Quattro fra le più spaventose realtà attuali del Pianeta Terra in materia di metal estremo. Infallibili bombardieri di un sound portato oltre l’acme musicale, elaborato al solo scopo di devastare a tappeto quanta più superficie possibile. A essi, si possono aggiungere i tedeschi Keitzer, fautori di una mostruosa miscela i cui ingredienti di base sono death e black, con il contributo insostituibile dell’hardcore.

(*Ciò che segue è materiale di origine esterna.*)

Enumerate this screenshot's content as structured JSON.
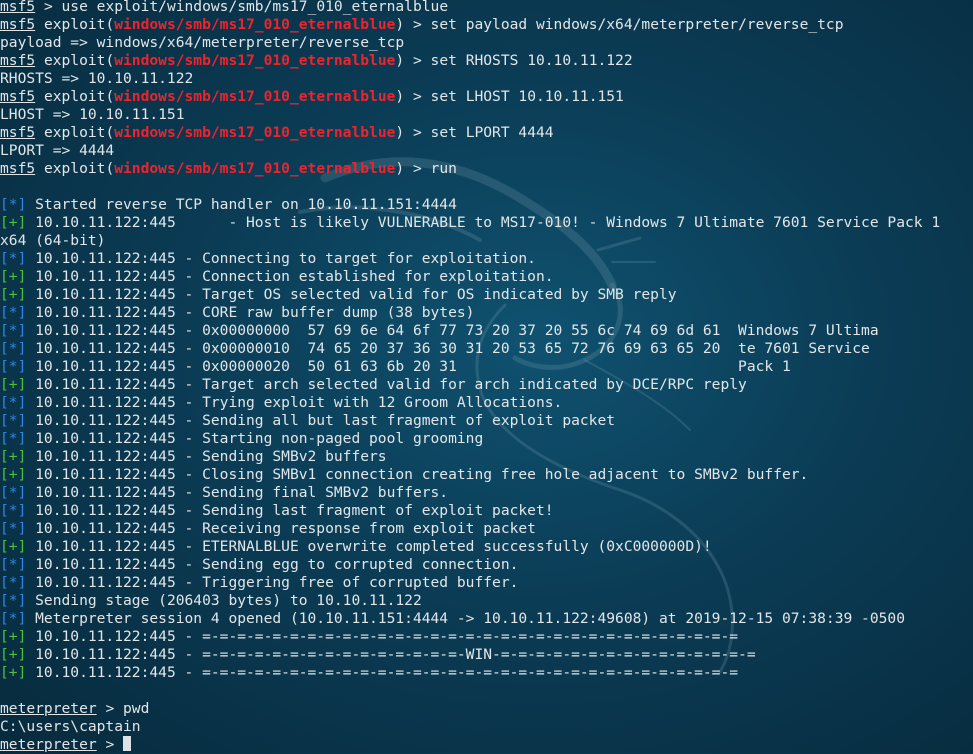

Proprio così: hardcore. Perché è con il suo supporto, che un sound già di per sé ai limiti della resistenza umana come quello dei due generi più sopra citati raggiunge vette d’incommensurabile ferocia sonora. Il tocco *-core, infatti, aggiunge all’armamento d’ordinanza quel qualcosa in più tale da renderla distruttiva, dirompente come la nitroglicerina. Un qualcosa in più identificabile come un flavour aspro, tagliente, secco, metallico, che sa di sangue. Quel giusto anzi perfetto ingrediente tale da rendere assolutamente sconquassante quello stile, che si chiami grindcore o altro alla fine è indifferente, che identifica con precisione i Nostri.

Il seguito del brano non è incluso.